The toilet and bathroom - I have cleaning materials directly in my bathroom and do it while I am busy with something else, e.g. I put cleaner down the loo, brush my teeth and then give it a quick scrub and flush - takes no time. Neither does a quick surface wipedown of the sink and the tub gets done similar to the loo - I scrub it with bleach, ignore it while I do something else and then rinse it. 5min max.

I garden in the spring and summer while the kids are playing outside.

Stuff that is broken gets chucked, stuff that is too small for the kids goes into a charity bag, which we take with us on our weekly library trip.

As I said, I sweat the small stuff. I don't need cleaning or tidying days or anything like that, because I keep the house clean as I go.

Skethylita · 29/12/2022 13:25

I'd also add that I need around 6h/night sleep to be fully recharged and yes, I am lucky in that regard.
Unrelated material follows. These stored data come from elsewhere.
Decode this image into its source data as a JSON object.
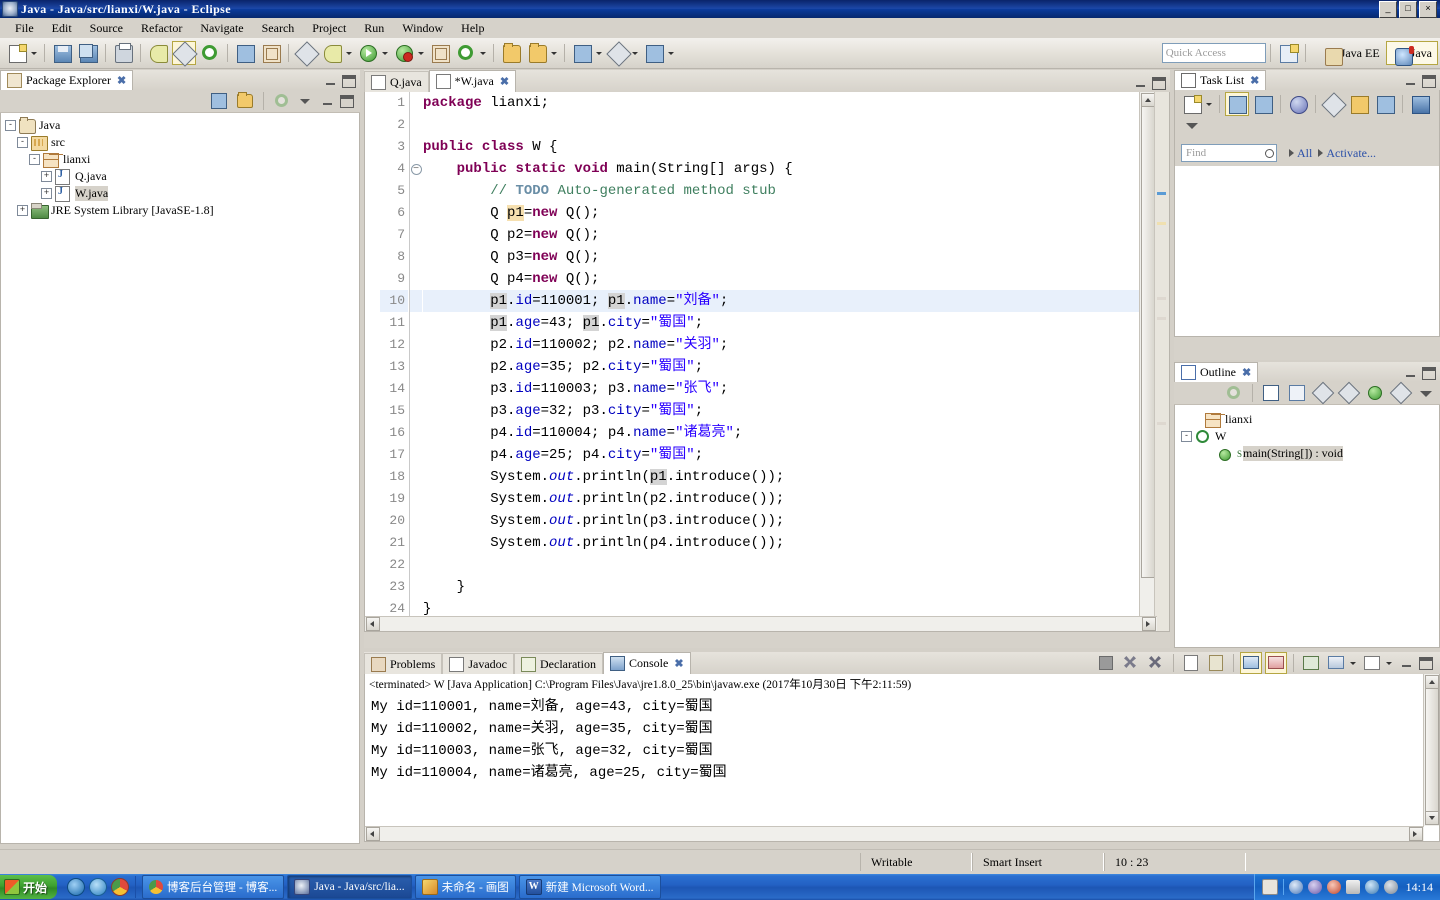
{
  "window": {
    "title": "Java - Java/src/lianxi/W.java - Eclipse",
    "icon": "eclipse-icon",
    "buttons": [
      {
        "name": "minimize-button",
        "glyph": "_"
      },
      {
        "name": "maximize-button",
        "glyph": "□"
      },
      {
        "name": "close-button",
        "glyph": "×"
      }
    ]
  },
  "menubar": {
    "items": [
      {
        "label": "File",
        "mnemonic": "F"
      },
      {
        "label": "Edit",
        "mnemonic": "E"
      },
      {
        "label": "Source",
        "mnemonic": "S"
      },
      {
        "label": "Refactor",
        "mnemonic": "t"
      },
      {
        "label": "Navigate",
        "mnemonic": "N"
      },
      {
        "label": "Search",
        "mnemonic": "a"
      },
      {
        "label": "Project",
        "mnemonic": "P"
      },
      {
        "label": "Run",
        "mnemonic": "R"
      },
      {
        "label": "Window",
        "mnemonic": "W"
      },
      {
        "label": "Help",
        "mnemonic": "H"
      }
    ]
  },
  "toolbar": {
    "quick_access_placeholder": "Quick Access",
    "perspectives": [
      {
        "label": "Java EE",
        "icon": "java-ee-perspective-icon",
        "active": false
      },
      {
        "label": "Java",
        "icon": "java-perspective-icon",
        "active": true
      }
    ],
    "buttons": [
      {
        "name": "new-button",
        "icon": "new-wizard-icon"
      },
      {
        "name": "save-button",
        "icon": "save-icon"
      },
      {
        "name": "save-all-button",
        "icon": "save-all-icon"
      },
      {
        "name": "print-button",
        "icon": "print-icon"
      },
      {
        "name": "debug-skip-button",
        "icon": "skip-breakpoints-icon"
      },
      {
        "name": "toggle-mark-occurrences-button",
        "icon": "mark-occurrences-icon"
      },
      {
        "name": "build-button",
        "icon": "build-icon"
      },
      {
        "name": "open-type-button",
        "icon": "open-type-icon"
      },
      {
        "name": "new-java-project-button",
        "icon": "new-java-project-icon"
      },
      {
        "name": "external-tools-button",
        "icon": "external-tools-icon"
      },
      {
        "name": "debug-button",
        "icon": "debug-icon"
      },
      {
        "name": "run-button",
        "icon": "run-icon"
      },
      {
        "name": "run-coverage-button",
        "icon": "coverage-icon"
      },
      {
        "name": "new-package-button",
        "icon": "new-package-icon"
      },
      {
        "name": "new-class-button",
        "icon": "new-class-icon"
      },
      {
        "name": "open-resource-button",
        "icon": "open-resource-icon"
      },
      {
        "name": "search-button",
        "icon": "search-icon"
      },
      {
        "name": "next-annotation-button",
        "icon": "next-annotation-icon"
      },
      {
        "name": "previous-annotation-button",
        "icon": "previous-annotation-icon"
      },
      {
        "name": "last-edit-location-button",
        "icon": "last-edit-icon"
      },
      {
        "name": "back-button",
        "icon": "back-icon"
      },
      {
        "name": "forward-button",
        "icon": "forward-icon"
      }
    ]
  },
  "package_explorer": {
    "title": "Package Explorer",
    "icon": "package-explorer-icon",
    "toolbar": [
      {
        "name": "collapse-all-button",
        "icon": "collapse-all-icon"
      },
      {
        "name": "link-with-editor-button",
        "icon": "link-editor-icon"
      },
      {
        "name": "focus-on-active-task-button",
        "icon": "focus-task-icon"
      },
      {
        "name": "view-menu-button",
        "icon": "view-menu-icon"
      },
      {
        "name": "minimize-button",
        "icon": "minimize-icon"
      },
      {
        "name": "maximize-button",
        "icon": "maximize-icon"
      }
    ],
    "tree": [
      {
        "label": "Java",
        "icon": "project-icon",
        "indent": 0,
        "expander": "-",
        "selected": false
      },
      {
        "label": "src",
        "icon": "source-folder-icon",
        "indent": 1,
        "expander": "-",
        "selected": false
      },
      {
        "label": "lianxi",
        "icon": "package-icon",
        "indent": 2,
        "expander": "-",
        "selected": false
      },
      {
        "label": "Q.java",
        "icon": "java-file-icon",
        "indent": 3,
        "expander": "+",
        "selected": false
      },
      {
        "label": "W.java",
        "icon": "java-file-icon",
        "indent": 3,
        "expander": "+",
        "selected": true
      },
      {
        "label": "JRE System Library [JavaSE-1.8]",
        "icon": "jre-library-icon",
        "indent": 1,
        "expander": "+",
        "selected": false
      }
    ]
  },
  "editor": {
    "tabs": [
      {
        "label": "Q.java",
        "icon": "java-file-icon",
        "active": false,
        "closable": false
      },
      {
        "label": "*W.java",
        "icon": "java-file-icon",
        "active": true,
        "closable": true
      }
    ],
    "current_line": 10,
    "lines": [
      {
        "n": 1,
        "fold": "",
        "html": "<span class=\"kw\">package</span> lianxi;"
      },
      {
        "n": 2,
        "fold": "",
        "html": ""
      },
      {
        "n": 3,
        "fold": "",
        "html": "<span class=\"kw\">public</span> <span class=\"kw\">class</span> W {"
      },
      {
        "n": 4,
        "fold": "-",
        "html": "    <span class=\"kw\">public</span> <span class=\"kw\">static</span> <span class=\"kw\">void</span> main(String[] args) {"
      },
      {
        "n": 5,
        "fold": "",
        "html": "        <span class=\"cm\">// </span><span class=\"cm-todo\">TODO</span><span class=\"cm\"> Auto-generated method stub</span>"
      },
      {
        "n": 6,
        "fold": "",
        "html": "        Q <span class=\"hlo\">p1</span>=<span class=\"kw\">new</span> Q();"
      },
      {
        "n": 7,
        "fold": "",
        "html": "        Q p2=<span class=\"kw\">new</span> Q();"
      },
      {
        "n": 8,
        "fold": "",
        "html": "        Q p3=<span class=\"kw\">new</span> Q();"
      },
      {
        "n": 9,
        "fold": "",
        "html": "        Q p4=<span class=\"kw\">new</span> Q();"
      },
      {
        "n": 10,
        "fold": "",
        "html": "        <span class=\"hl\">p1</span>.<span class=\"fld\">id</span>=110001; <span class=\"hl\">p1</span>.<span class=\"fld\">name</span>=<span class=\"str\">\"刘备\"</span>;"
      },
      {
        "n": 11,
        "fold": "",
        "html": "        <span class=\"hl\">p1</span>.<span class=\"fld\">age</span>=43; <span class=\"hl\">p1</span>.<span class=\"fld\">city</span>=<span class=\"str\">\"蜀国\"</span>;"
      },
      {
        "n": 12,
        "fold": "",
        "html": "        p2.<span class=\"fld\">id</span>=110002; p2.<span class=\"fld\">name</span>=<span class=\"str\">\"关羽\"</span>;"
      },
      {
        "n": 13,
        "fold": "",
        "html": "        p2.<span class=\"fld\">age</span>=35; p2.<span class=\"fld\">city</span>=<span class=\"str\">\"蜀国\"</span>;"
      },
      {
        "n": 14,
        "fold": "",
        "html": "        p3.<span class=\"fld\">id</span>=110003; p3.<span class=\"fld\">name</span>=<span class=\"str\">\"张飞\"</span>;"
      },
      {
        "n": 15,
        "fold": "",
        "html": "        p3.<span class=\"fld\">age</span>=32; p3.<span class=\"fld\">city</span>=<span class=\"str\">\"蜀国\"</span>;"
      },
      {
        "n": 16,
        "fold": "",
        "html": "        p4.<span class=\"fld\">id</span>=110004; p4.<span class=\"fld\">name</span>=<span class=\"str\">\"诸葛亮\"</span>;"
      },
      {
        "n": 17,
        "fold": "",
        "html": "        p4.<span class=\"fld\">age</span>=25; p4.<span class=\"fld\">city</span>=<span class=\"str\">\"蜀国\"</span>;"
      },
      {
        "n": 18,
        "fold": "",
        "html": "        System.<span class=\"sfld\">out</span>.println(<span class=\"hl\">p1</span>.introduce());"
      },
      {
        "n": 19,
        "fold": "",
        "html": "        System.<span class=\"sfld\">out</span>.println(p2.introduce());"
      },
      {
        "n": 20,
        "fold": "",
        "html": "        System.<span class=\"sfld\">out</span>.println(p3.introduce());"
      },
      {
        "n": 21,
        "fold": "",
        "html": "        System.<span class=\"sfld\">out</span>.println(p4.introduce());"
      },
      {
        "n": 22,
        "fold": "",
        "html": ""
      },
      {
        "n": 23,
        "fold": "",
        "html": "    }"
      },
      {
        "n": 24,
        "fold": "",
        "html": "}"
      }
    ]
  },
  "task_list": {
    "title": "Task List",
    "icon": "task-list-icon",
    "find_placeholder": "Find",
    "filter_all": "All",
    "filter_activate": "Activate...",
    "toolbar": [
      {
        "name": "new-task-button",
        "icon": "new-task-icon"
      },
      {
        "name": "categorized-presentation-button",
        "icon": "categorized-icon"
      },
      {
        "name": "scheduled-presentation-button",
        "icon": "scheduled-icon"
      },
      {
        "name": "synchronize-button",
        "icon": "synchronize-icon"
      },
      {
        "name": "focus-on-workweek-button",
        "icon": "workweek-icon"
      },
      {
        "name": "collapse-all-button",
        "icon": "collapse-all-icon"
      },
      {
        "name": "restore-task-button",
        "icon": "restore-task-icon"
      },
      {
        "name": "view-menu-button",
        "icon": "view-menu-icon"
      }
    ]
  },
  "outline": {
    "title": "Outline",
    "icon": "outline-icon",
    "toolbar": [
      {
        "name": "focus-active-task-button",
        "icon": "focus-task-icon"
      },
      {
        "name": "collapse-all-button",
        "icon": "collapse-all-icon"
      },
      {
        "name": "sort-button",
        "icon": "sort-az-icon"
      },
      {
        "name": "hide-fields-button",
        "icon": "hide-fields-icon"
      },
      {
        "name": "hide-static-button",
        "icon": "hide-static-icon"
      },
      {
        "name": "hide-non-public-button",
        "icon": "hide-nonpublic-icon"
      },
      {
        "name": "hide-local-types-button",
        "icon": "hide-local-icon"
      },
      {
        "name": "view-menu-button",
        "icon": "view-menu-icon"
      }
    ],
    "items": [
      {
        "label": "lianxi",
        "icon": "package-icon",
        "indent": 1,
        "expander": "",
        "selected": false
      },
      {
        "label": "W",
        "icon": "class-icon",
        "indent": 0,
        "expander": "-",
        "selected": false
      },
      {
        "label": "main(String[]) : void",
        "icon": "public-method-icon",
        "indent": 2,
        "expander": "",
        "selected": true,
        "modifier": "S"
      }
    ]
  },
  "bottom_panel": {
    "tabs": [
      {
        "label": "Problems",
        "icon": "problems-icon",
        "active": false,
        "closable": false
      },
      {
        "label": "Javadoc",
        "icon": "javadoc-icon",
        "active": false,
        "closable": false
      },
      {
        "label": "Declaration",
        "icon": "declaration-icon",
        "active": false,
        "closable": false
      },
      {
        "label": "Console",
        "icon": "console-icon",
        "active": true,
        "closable": true
      }
    ],
    "toolbar": [
      {
        "name": "terminate-button",
        "icon": "terminate-icon"
      },
      {
        "name": "remove-launch-button",
        "icon": "remove-launch-icon"
      },
      {
        "name": "remove-all-terminated-button",
        "icon": "remove-all-icon"
      },
      {
        "name": "clear-console-button",
        "icon": "clear-console-icon"
      },
      {
        "name": "scroll-lock-button",
        "icon": "scroll-lock-icon"
      },
      {
        "name": "show-console-on-output-button",
        "icon": "show-on-output-icon"
      },
      {
        "name": "show-console-on-error-button",
        "icon": "show-on-error-icon"
      },
      {
        "name": "pin-console-button",
        "icon": "pin-console-icon"
      },
      {
        "name": "display-selected-console-button",
        "icon": "display-console-icon"
      },
      {
        "name": "open-console-button",
        "icon": "open-console-icon"
      },
      {
        "name": "minimize-button",
        "icon": "minimize-icon"
      },
      {
        "name": "maximize-button",
        "icon": "maximize-icon"
      }
    ],
    "console": {
      "header": "<terminated> W [Java Application] C:\\Program Files\\Java\\jre1.8.0_25\\bin\\javaw.exe  (2017年10月30日 下午2:11:59)",
      "output": [
        "My id=110001, name=刘备, age=43, city=蜀国",
        "My id=110002, name=关羽, age=35, city=蜀国",
        "My id=110003, name=张飞, age=32, city=蜀国",
        "My id=110004, name=诸葛亮, age=25, city=蜀国"
      ]
    }
  },
  "statusbar": {
    "writable": "Writable",
    "insert_mode": "Smart Insert",
    "position": "10 : 23"
  },
  "taskbar": {
    "start_label": "开始",
    "quick_launch": [
      {
        "name": "ie-quicklaunch-icon",
        "color": "#1e88d8"
      },
      {
        "name": "browser2-quicklaunch-icon",
        "color": "#3aa0e0"
      },
      {
        "name": "chrome-quicklaunch-icon",
        "color": "#e04a3c"
      }
    ],
    "tasks": [
      {
        "label": "博客后台管理 - 博客...",
        "icon": "browser-window-icon",
        "active": false
      },
      {
        "label": "Java - Java/src/lia...",
        "icon": "eclipse-window-icon",
        "active": true
      },
      {
        "label": "未命名 - 画图",
        "icon": "paint-window-icon",
        "active": false
      },
      {
        "label": "新建 Microsoft Word...",
        "icon": "word-window-icon",
        "active": false
      }
    ],
    "tray": {
      "icons": [
        {
          "name": "keyboard-layout-icon",
          "color": "#e8e4dc"
        },
        {
          "name": "system-icon-1",
          "color": "#6fa8d8"
        },
        {
          "name": "system-icon-2",
          "color": "#8f7fd8"
        },
        {
          "name": "volume-icon",
          "color": "#d85a3a"
        },
        {
          "name": "network-icon",
          "color": "#cfcfcf"
        },
        {
          "name": "shield-icon",
          "color": "#5aa0d8"
        },
        {
          "name": "update-icon",
          "color": "#9aa8b8"
        }
      ],
      "clock": "14:14"
    }
  },
  "colors": {
    "title_blue": "#0a246a",
    "chrome": "#d6d2ca",
    "panel_bg": "#ffffff",
    "keyword": "#7f0055",
    "string": "#2a00ff",
    "comment": "#3f7f5f",
    "field": "#0000c0",
    "current_line": "#e8f0fb",
    "occurrence": "#d4d4d4",
    "taskbar_blue": "#2361c4"
  }
}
Some people need 4 (wasn't Thatcher famous for that?), some need 8, I am a happy middle.

And, perhaps, if my job wasn't so demanding during term-time I would be able to work fewer hours and have more me-time, but, sadly, teaching brings around 60-65 hours with it during teaching weeks.
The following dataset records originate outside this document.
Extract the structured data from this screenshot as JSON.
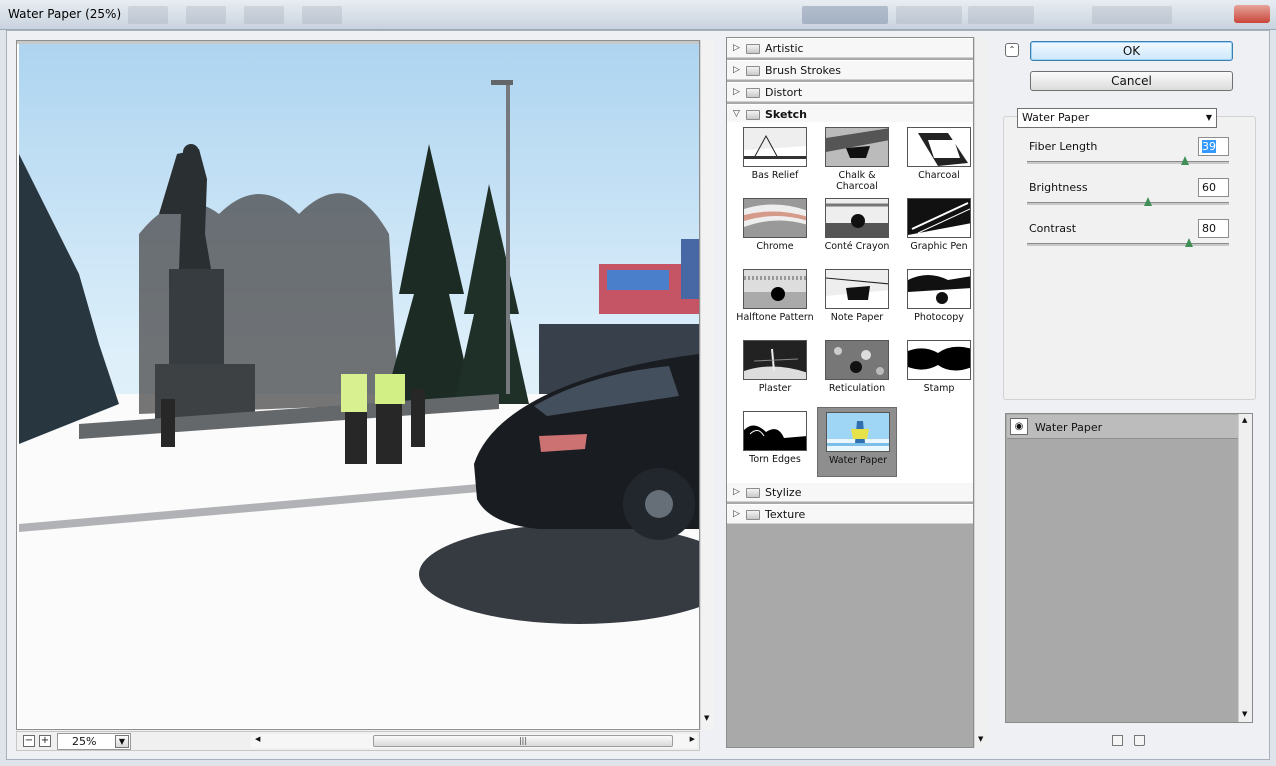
{
  "window": {
    "title": "Water Paper (25%)"
  },
  "preview": {
    "zoom": "25%",
    "zoom_out": "−",
    "zoom_in": "+",
    "scroll_grip": "|||"
  },
  "categories_top": [
    {
      "label": "Artistic",
      "expanded": false
    },
    {
      "label": "Brush Strokes",
      "expanded": false
    },
    {
      "label": "Distort",
      "expanded": false
    },
    {
      "label": "Sketch",
      "expanded": true
    }
  ],
  "categories_bottom": [
    {
      "label": "Stylize",
      "expanded": false
    },
    {
      "label": "Texture",
      "expanded": false
    }
  ],
  "sketch_filters": [
    {
      "label": "Bas Relief"
    },
    {
      "label": "Chalk & Charcoal"
    },
    {
      "label": "Charcoal"
    },
    {
      "label": "Chrome"
    },
    {
      "label": "Conté Crayon"
    },
    {
      "label": "Graphic Pen"
    },
    {
      "label": "Halftone Pattern"
    },
    {
      "label": "Note Paper"
    },
    {
      "label": "Photocopy"
    },
    {
      "label": "Plaster"
    },
    {
      "label": "Reticulation"
    },
    {
      "label": "Stamp"
    },
    {
      "label": "Torn Edges"
    },
    {
      "label": "Water Paper",
      "selected": true
    }
  ],
  "buttons": {
    "ok": "OK",
    "cancel": "Cancel"
  },
  "filter_select": {
    "value": "Water Paper"
  },
  "params": [
    {
      "label": "Fiber Length",
      "value": "39",
      "max": 50,
      "focused": true
    },
    {
      "label": "Brightness",
      "value": "60",
      "max": 100
    },
    {
      "label": "Contrast",
      "value": "80",
      "max": 100
    }
  ],
  "layers": [
    {
      "name": "Water Paper"
    }
  ],
  "icons": {
    "eye": "eye-icon",
    "new_layer": "new-layer-icon",
    "delete": "trash-icon"
  }
}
So I read during the holidays and do most of my hobby stuff there.

OP, I'd also add a physical family calendar. Everything is written into ours - birthdays, events, socials, appointments, important bill dates (e.g. car tax) - I have everything in eyesight right above my desk as a constant reminder of when something is due and it makes a big difference when things need organising in advance. The teen also happily adds her own engagements to it, so I know e.g. when she is out visiting friends or when friends are due to come over here.

Piplette · 29/12/2022 18:25

Thanks so much for all the suggestions!

@Skethylita I think a 4am alarm would kill me - I have a cousin who only needs 4/5 hours and has a similar routine as you although will be up until 11/12pm.

Some tips I'll be looking to incorporate -

  • Do thinks even when I feel I'm too tired.
  • Force myself to get up early to exercise.
-Meal plan and batch cook (and start using the slow cooker that is gathering dust) -Plan exercise I can do with the kids. -Cut myself some slack!
OP posts:
porpy · 29/12/2022 18:28

Honestly it’s not usually a case of anybody being ‘better’ than someone else.

i have 2 kids both in primary school now and only work 1 or 2 short shifts a week. So I keep on top of a nice, tidy house, home-cooked meals, time for myself etc

a few years ago when I had a toddler, a baby and worked more shifts it was a completely different story!